Long before Airbnb style booking platforms facilitated increased market competition for visitor activity, my spouse and I made certain to enlist local professional property management firms to handle vacationer needs, issues, and if necessary, behavior. It made sense from the outset, and especially in the past year, as Douglas County permit compliance protocols and enforcement incompetence were outsourced, and thus compounded, by county decisions.

A predatory third-party collection agent with a standard 35% commission rate was hired by Douglas County. As such, they have clear motive to drive one size fits all punishments, while skirting Nevada administrative law. The massively influential, politically connected, HDL Companies of Brea, California, aggressively pursues violations or lapses with little regard for due process remedies. Now the county’s ordinance revision doubles maximum penalties. Sounds good to some county residents, except outsourced tasking to HDL also includes control of online architecture designed to facilitate efficient local transactions between the county, citizens, and local business. That interface has been often dysfunctional. Big government detractors and enforcement advocates alike should be concerned.

HDL, like a small handful of other large private firms specializing in municipally contracted enforcement, are not subject to the same set of rules applied to typical collection agencies. Consumer protections from their tactics are quite weak. When similar entities are empowered by cities and counties to seek and apply broad stroke pressure on perceived infractions, potential abuse of power is significant. In the HDL business model, it “eats what it kills”. In extreme scenarios, folks with unpaid parking tickets could be threatened with arrest or tax liens, as in 2015 in Georgia when Linebarger Goggan Blair & Sampson, one of the nation’s largest government contract collectors, cracked down with a similar incentivized enforcement dragnet, ostensibly to support local public agencies.

My own eye-opening experience was getting hit with a maximum enforceable fine based on mishandled permit renewal scheduling and verification. The penalty might not seem draconian at first glance, especially if we had been grossly non-compliant with critical obligations. However, following a year and a half of coordinated tax, nightly surcharge, and fire safety compliance for vacation rental activity in our one-bedroom condo, it simply became too exhausting to battle with the county over inconsistent permit issuance dates. Long hours spent in communication with our equally frustrated local management company had proven futile. They, along with the rest of legitimate small businesses facilitating and serving an estimated 60% local tourism related employment base, have been forced to deal with retroactively imposed nightly surcharges and countless county errors in posting Transient Occupancy Taxes (TOT) across multiple client properties.

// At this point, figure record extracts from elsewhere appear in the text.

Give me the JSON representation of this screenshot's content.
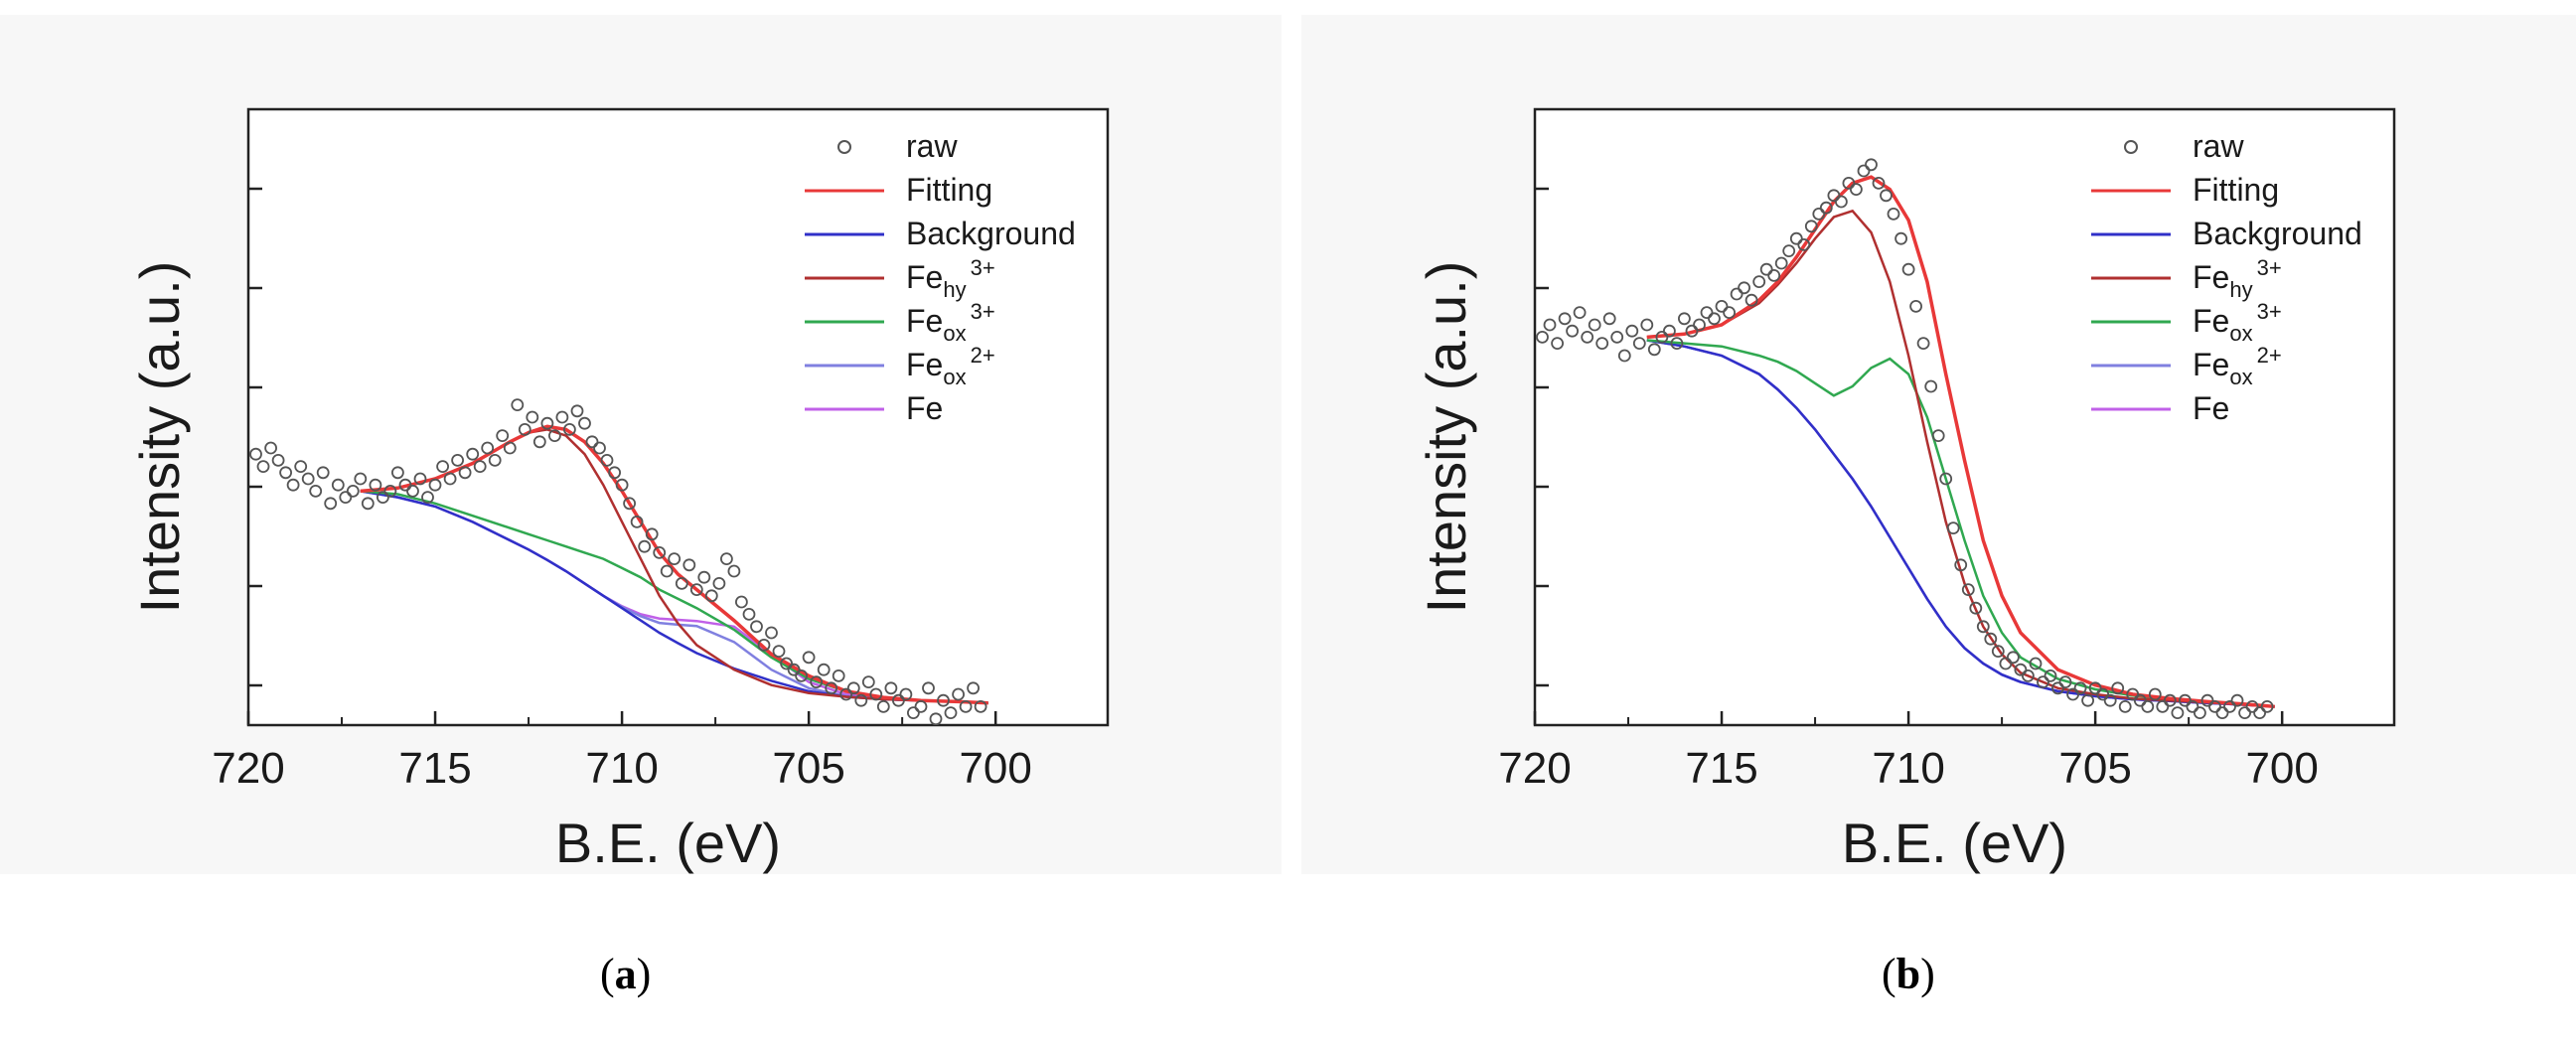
{
  "chart_data": [
    {
      "type": "line",
      "panel": "a",
      "caption_letter": "a",
      "xlabel": "B.E. (eV)",
      "ylabel": "Intensity (a.u.)",
      "xlim": [
        720,
        697
      ],
      "xticks": [
        "720",
        "715",
        "710",
        "705",
        "700"
      ],
      "xtick_values": [
        720,
        715,
        710,
        705,
        700
      ],
      "ylim": [
        0,
        100
      ],
      "yticks_count": 6,
      "legend": [
        {
          "key": "raw",
          "label": "raw",
          "sub": "",
          "sup": "",
          "color": "#555555",
          "marker": "circle"
        },
        {
          "key": "fitting",
          "label": "Fitting",
          "sub": "",
          "sup": "",
          "color": "#e83838"
        },
        {
          "key": "background",
          "label": "Background",
          "sub": "",
          "sup": "",
          "color": "#3030c8"
        },
        {
          "key": "fehy3",
          "label": "Fe",
          "sub": "hy",
          "sup": "3+",
          "color": "#b03030"
        },
        {
          "key": "feox3",
          "label": "Fe",
          "sub": "ox",
          "sup": "3+",
          "color": "#30a850"
        },
        {
          "key": "feox2",
          "label": "Fe",
          "sub": "ox",
          "sup": "2+",
          "color": "#8080e0"
        },
        {
          "key": "fe",
          "label": "Fe",
          "sub": "",
          "sup": "",
          "color": "#c060e8"
        }
      ],
      "curves_x": [
        717,
        716,
        715,
        714,
        713,
        712.5,
        712,
        711.5,
        711,
        710.5,
        710,
        709.5,
        709,
        708.5,
        708,
        707,
        706,
        705,
        704,
        703,
        702,
        701,
        700.2
      ],
      "series": [
        {
          "key": "fitting",
          "values": [
            38,
            38.5,
            40,
            42.5,
            46,
            47.5,
            48.5,
            48,
            46,
            42.5,
            38,
            33,
            28,
            24.5,
            22,
            17,
            11.5,
            8,
            5.5,
            4.5,
            4,
            3.8,
            3.6
          ]
        },
        {
          "key": "fehy3",
          "values": [
            38,
            38.5,
            40,
            42.5,
            46,
            47.5,
            48,
            47,
            44,
            39,
            33,
            27,
            21,
            16.5,
            13,
            9,
            6.5,
            5.2,
            4.6,
            4.2,
            4,
            3.8,
            3.6
          ]
        },
        {
          "key": "feox3",
          "values": [
            38,
            37.5,
            36,
            34,
            32,
            31,
            30,
            29,
            28,
            27,
            25.5,
            24,
            22,
            20.5,
            19,
            15.5,
            11,
            7.5,
            5.5,
            4.5,
            4,
            3.8,
            3.6
          ]
        },
        {
          "key": "background",
          "values": [
            38,
            37,
            35.5,
            33,
            30,
            28.5,
            26.8,
            25,
            23,
            21,
            19,
            17,
            15,
            13.3,
            11.7,
            9.2,
            7.2,
            5.5,
            4.6,
            4.2,
            4,
            3.8,
            3.6
          ]
        },
        {
          "key": "feox2",
          "values": [
            38,
            37,
            35.5,
            33,
            30,
            28.5,
            26.8,
            25,
            23,
            21,
            19.2,
            17.7,
            16.6,
            16.3,
            16.1,
            13.5,
            9,
            6,
            4.7,
            4.2,
            4,
            3.8,
            3.6
          ]
        },
        {
          "key": "fe",
          "values": [
            38,
            37,
            35.5,
            33,
            30,
            28.5,
            26.8,
            25,
            23,
            21,
            19.3,
            18,
            17.3,
            17.1,
            16.9,
            16,
            11.5,
            7,
            5,
            4.3,
            4,
            3.8,
            3.6
          ]
        }
      ],
      "raw_x": [
        719.8,
        719.6,
        719.4,
        719.2,
        719.0,
        718.8,
        718.6,
        718.4,
        718.2,
        718.0,
        717.8,
        717.6,
        717.4,
        717.2,
        717.0,
        716.8,
        716.6,
        716.4,
        716.2,
        716.0,
        715.8,
        715.6,
        715.4,
        715.2,
        715.0,
        714.8,
        714.6,
        714.4,
        714.2,
        714.0,
        713.8,
        713.6,
        713.4,
        713.2,
        713.0,
        712.8,
        712.6,
        712.4,
        712.2,
        712.0,
        711.8,
        711.6,
        711.4,
        711.2,
        711.0,
        710.8,
        710.6,
        710.4,
        710.2,
        710.0,
        709.8,
        709.6,
        709.4,
        709.2,
        709.0,
        708.8,
        708.6,
        708.4,
        708.2,
        708.0,
        707.8,
        707.6,
        707.4,
        707.2,
        707.0,
        706.8,
        706.6,
        706.4,
        706.2,
        706.0,
        705.8,
        705.6,
        705.4,
        705.2,
        705.0,
        704.8,
        704.6,
        704.4,
        704.2,
        704.0,
        703.8,
        703.6,
        703.4,
        703.2,
        703.0,
        702.8,
        702.6,
        702.4,
        702.2,
        702.0,
        701.8,
        701.6,
        701.4,
        701.2,
        701.0,
        700.8,
        700.6,
        700.4
      ],
      "raw_y": [
        44,
        42,
        45,
        43,
        41,
        39,
        42,
        40,
        38,
        41,
        36,
        39,
        37,
        38,
        40,
        36,
        39,
        37,
        38,
        41,
        39,
        38,
        40,
        37,
        39,
        42,
        40,
        43,
        41,
        44,
        42,
        45,
        43,
        47,
        45,
        52,
        48,
        50,
        46,
        49,
        47,
        50,
        48,
        51,
        49,
        46,
        45,
        43,
        41,
        39,
        36,
        33,
        29,
        31,
        28,
        25,
        27,
        23,
        26,
        22,
        24,
        21,
        23,
        27,
        25,
        20,
        18,
        16,
        13,
        15,
        12,
        10,
        9,
        8,
        11,
        7,
        9,
        6,
        8,
        5,
        6,
        4,
        7,
        5,
        3,
        6,
        4,
        5,
        2,
        3,
        6,
        1,
        4,
        2,
        5,
        3,
        6,
        3
      ]
    },
    {
      "type": "line",
      "panel": "b",
      "caption_letter": "b",
      "xlabel": "B.E. (eV)",
      "ylabel": "Intensity (a.u.)",
      "xlim": [
        720,
        697
      ],
      "xticks": [
        "720",
        "715",
        "710",
        "705",
        "700"
      ],
      "xtick_values": [
        720,
        715,
        710,
        705,
        700
      ],
      "ylim": [
        0,
        100
      ],
      "yticks_count": 6,
      "legend": [
        {
          "key": "raw",
          "label": "raw",
          "sub": "",
          "sup": "",
          "color": "#555555",
          "marker": "circle"
        },
        {
          "key": "fitting",
          "label": "Fitting",
          "sub": "",
          "sup": "",
          "color": "#e83838"
        },
        {
          "key": "background",
          "label": "Background",
          "sub": "",
          "sup": "",
          "color": "#3030c8"
        },
        {
          "key": "fehy3",
          "label": "Fe",
          "sub": "hy",
          "sup": "3+",
          "color": "#b03030"
        },
        {
          "key": "feox3",
          "label": "Fe",
          "sub": "ox",
          "sup": "3+",
          "color": "#30a850"
        },
        {
          "key": "feox2",
          "label": "Fe",
          "sub": "ox",
          "sup": "2+",
          "color": "#8080e0"
        },
        {
          "key": "fe",
          "label": "Fe",
          "sub": "",
          "sup": "",
          "color": "#c060e8"
        }
      ],
      "curves_x": [
        717,
        716,
        715,
        714,
        713.5,
        713,
        712.5,
        712,
        711.5,
        711,
        710.5,
        710,
        709.5,
        709,
        708.5,
        708,
        707.5,
        707,
        706,
        705,
        704,
        703,
        702,
        701,
        700.2
      ],
      "series": [
        {
          "key": "fitting",
          "values": [
            63,
            63.5,
            65,
            69,
            72,
            76,
            80.5,
            85,
            88,
            89,
            87,
            82,
            72,
            57,
            43,
            30,
            21,
            15,
            9,
            6.5,
            5,
            4.3,
            3.8,
            3.4,
            3
          ]
        },
        {
          "key": "fehy3",
          "values": [
            63,
            63.5,
            65,
            68.5,
            71.5,
            75,
            79,
            82.5,
            83.5,
            80,
            72,
            60,
            46,
            33,
            23,
            16,
            11.5,
            8.5,
            6,
            5,
            4.3,
            4,
            3.7,
            3.3,
            3
          ]
        },
        {
          "key": "feox3",
          "values": [
            62.5,
            62,
            61.5,
            60,
            59,
            57.5,
            55.5,
            53.5,
            55,
            58,
            59.5,
            57,
            50,
            40,
            30,
            21,
            15,
            11,
            7.5,
            5.8,
            4.8,
            4.2,
            3.8,
            3.4,
            3
          ]
        },
        {
          "key": "background",
          "values": [
            62.5,
            61.5,
            60,
            57,
            54.5,
            51.5,
            48,
            44,
            40,
            35.5,
            30.5,
            25.5,
            20.5,
            16,
            12.5,
            10,
            8.2,
            7,
            5.5,
            4.7,
            4.2,
            3.9,
            3.6,
            3.3,
            3
          ]
        },
        {
          "key": "feox2",
          "values": [
            62.5,
            61.5,
            60,
            57,
            54.5,
            51.5,
            48,
            44,
            40,
            35.5,
            30.5,
            25.5,
            20.5,
            16,
            12.5,
            10,
            8.2,
            7,
            5.5,
            4.7,
            4.2,
            3.9,
            3.6,
            3.3,
            3
          ]
        },
        {
          "key": "fe",
          "values": [
            62.5,
            61.5,
            60,
            57,
            54.5,
            51.5,
            48,
            44,
            40,
            35.5,
            30.5,
            25.5,
            20.5,
            16,
            12.5,
            10,
            8.2,
            7,
            5.5,
            4.7,
            4.2,
            3.9,
            3.6,
            3.3,
            3
          ]
        }
      ],
      "raw_x": [
        719.8,
        719.6,
        719.4,
        719.2,
        719.0,
        718.8,
        718.6,
        718.4,
        718.2,
        718.0,
        717.8,
        717.6,
        717.4,
        717.2,
        717.0,
        716.8,
        716.6,
        716.4,
        716.2,
        716.0,
        715.8,
        715.6,
        715.4,
        715.2,
        715.0,
        714.8,
        714.6,
        714.4,
        714.2,
        714.0,
        713.8,
        713.6,
        713.4,
        713.2,
        713.0,
        712.8,
        712.6,
        712.4,
        712.2,
        712.0,
        711.8,
        711.6,
        711.4,
        711.2,
        711.0,
        710.8,
        710.6,
        710.4,
        710.2,
        710.0,
        709.8,
        709.6,
        709.4,
        709.2,
        709.0,
        708.8,
        708.6,
        708.4,
        708.2,
        708.0,
        707.8,
        707.6,
        707.4,
        707.2,
        707.0,
        706.8,
        706.6,
        706.4,
        706.2,
        706.0,
        705.8,
        705.6,
        705.4,
        705.2,
        705.0,
        704.8,
        704.6,
        704.4,
        704.2,
        704.0,
        703.8,
        703.6,
        703.4,
        703.2,
        703.0,
        702.8,
        702.6,
        702.4,
        702.2,
        702.0,
        701.8,
        701.6,
        701.4,
        701.2,
        701.0,
        700.8,
        700.6,
        700.4
      ],
      "raw_y": [
        63,
        65,
        62,
        66,
        64,
        67,
        63,
        65,
        62,
        66,
        63,
        60,
        64,
        62,
        65,
        61,
        63,
        64,
        62,
        66,
        64,
        65,
        67,
        66,
        68,
        67,
        70,
        71,
        69,
        72,
        74,
        73,
        75,
        77,
        79,
        78,
        81,
        83,
        84,
        86,
        85,
        88,
        87,
        90,
        91,
        88,
        86,
        83,
        79,
        74,
        68,
        62,
        55,
        47,
        40,
        32,
        26,
        22,
        19,
        16,
        14,
        12,
        10,
        11,
        9,
        8,
        10,
        7,
        8,
        6,
        7,
        5,
        6,
        4,
        6,
        5,
        4,
        6,
        3,
        5,
        4,
        3,
        5,
        3,
        4,
        2,
        4,
        3,
        2,
        4,
        3,
        2,
        3,
        4,
        2,
        3,
        2,
        3
      ]
    }
  ]
}
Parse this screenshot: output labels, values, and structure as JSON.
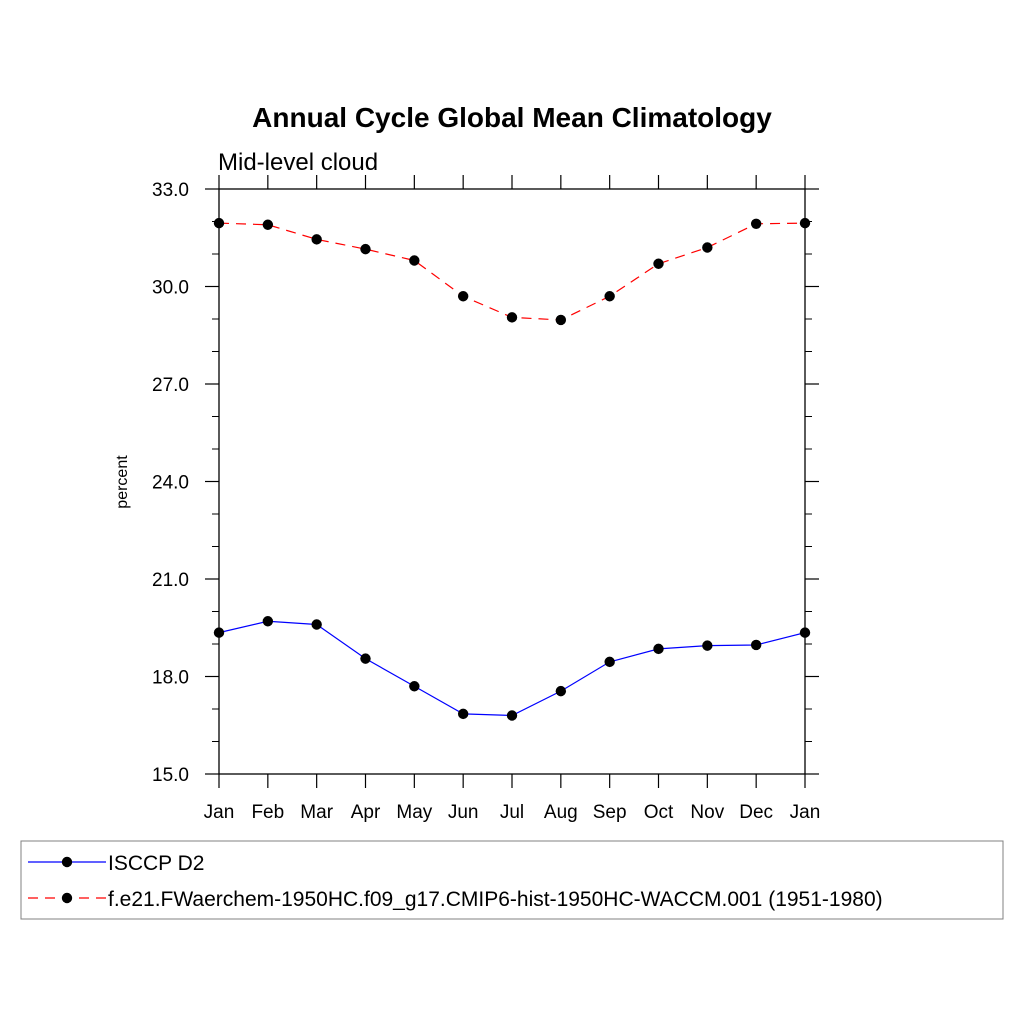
{
  "chart_data": {
    "type": "line",
    "title": "Annual Cycle Global Mean Climatology",
    "subtitle": "Mid-level cloud",
    "xlabel": "",
    "ylabel": "percent",
    "ylim": [
      15.0,
      33.0
    ],
    "yticks": [
      "15.0",
      "18.0",
      "21.0",
      "24.0",
      "27.0",
      "30.0",
      "33.0"
    ],
    "categories": [
      "Jan",
      "Feb",
      "Mar",
      "Apr",
      "May",
      "Jun",
      "Jul",
      "Aug",
      "Sep",
      "Oct",
      "Nov",
      "Dec",
      "Jan"
    ],
    "series": [
      {
        "name": "ISCCP D2",
        "color": "#0000ff",
        "dash": "solid",
        "marker": "filled-circle",
        "values": [
          19.35,
          19.7,
          19.6,
          18.55,
          17.7,
          16.85,
          16.8,
          17.55,
          18.45,
          18.85,
          18.95,
          18.97,
          19.35
        ]
      },
      {
        "name": "f.e21.FWaerchem-1950HC.f09_g17.CMIP6-hist-1950HC-WACCM.001 (1951-1980)",
        "color": "#ff0000",
        "dash": "dashed",
        "marker": "filled-circle",
        "values": [
          31.95,
          31.9,
          31.45,
          31.15,
          30.8,
          29.7,
          29.05,
          28.97,
          29.7,
          30.7,
          31.2,
          31.93,
          31.95
        ]
      }
    ],
    "legend_position": "bottom"
  }
}
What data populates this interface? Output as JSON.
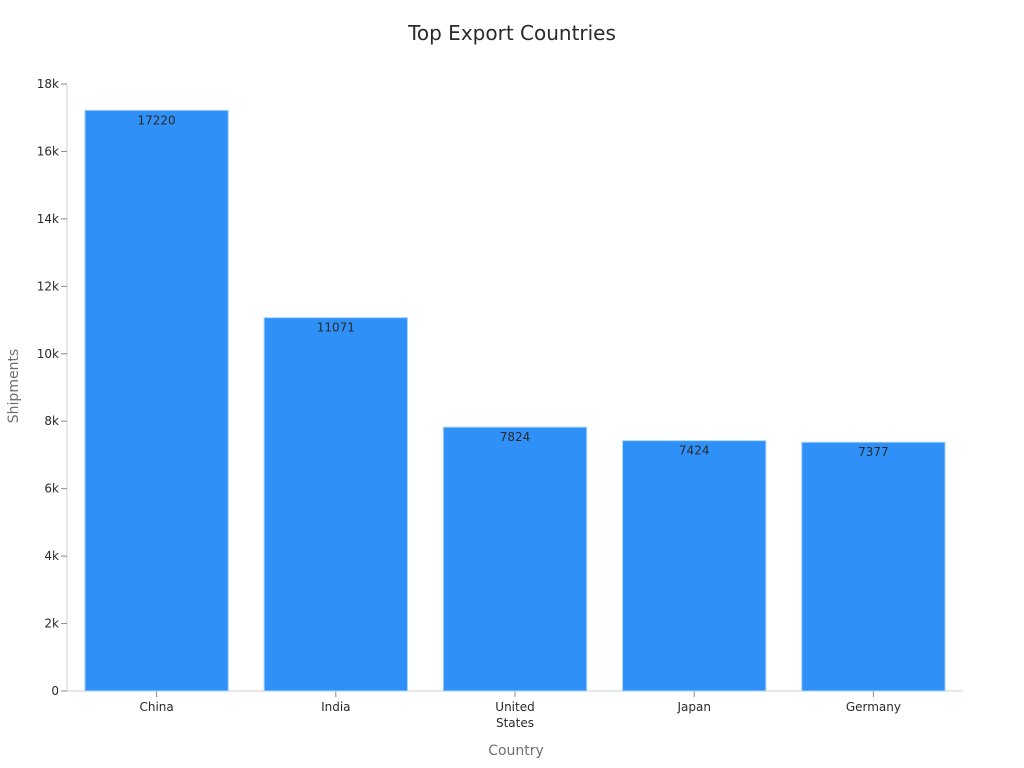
{
  "chart_data": {
    "type": "bar",
    "title": "Top Export Countries",
    "xlabel": "Country",
    "ylabel": "Shipments",
    "categories": [
      "China",
      "India",
      "United States",
      "Japan",
      "Germany"
    ],
    "category_lines": [
      [
        "China"
      ],
      [
        "India"
      ],
      [
        "United",
        "States"
      ],
      [
        "Japan"
      ],
      [
        "Germany"
      ]
    ],
    "values": [
      17220,
      11071,
      7824,
      7424,
      7377
    ],
    "data_labels": [
      "17220",
      "11071",
      "7824",
      "7424",
      "7377"
    ],
    "ylim": [
      0,
      18000
    ],
    "yticks": [
      0,
      2000,
      4000,
      6000,
      8000,
      10000,
      12000,
      14000,
      16000,
      18000
    ],
    "ytick_labels": [
      "0",
      "2k",
      "4k",
      "6k",
      "8k",
      "10k",
      "12k",
      "14k",
      "16k",
      "18k"
    ],
    "grid": false,
    "legend": "none",
    "bar_color": "#2f91f7"
  }
}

Given this intractable headache, we chose to pay a maximum enforceable fine of $5050 under vigorous, vetted, and largely unrecognized protest.

Nevada Senate Bill 322, introduced in March of this year, seeks remedies ensuring counties won’t overreach and protects homeowners with scant resources to fight off hired guns like HDL Consistency would be maintained through the state Department of Taxation.

Douglas County’s arrangement with HDL is about a year old. Should it evolve, public scrutiny for potential conflicts of interest, property owner class action suits, disproportionate penalties, and denial of citizen recourse must be demanded. Responsible local government should not be jobbed out. The county’s so-called “education” program and a newly reconstituted 5-person citizen advisory group may have marginal impact, but there is every reason for skepticism based on the county’s track record and their misguided contracting practices.

Jeff Fekete is a teacher and former broadcast media professional who maintains a home in Sacramento, Calif., and Stateline, Nev.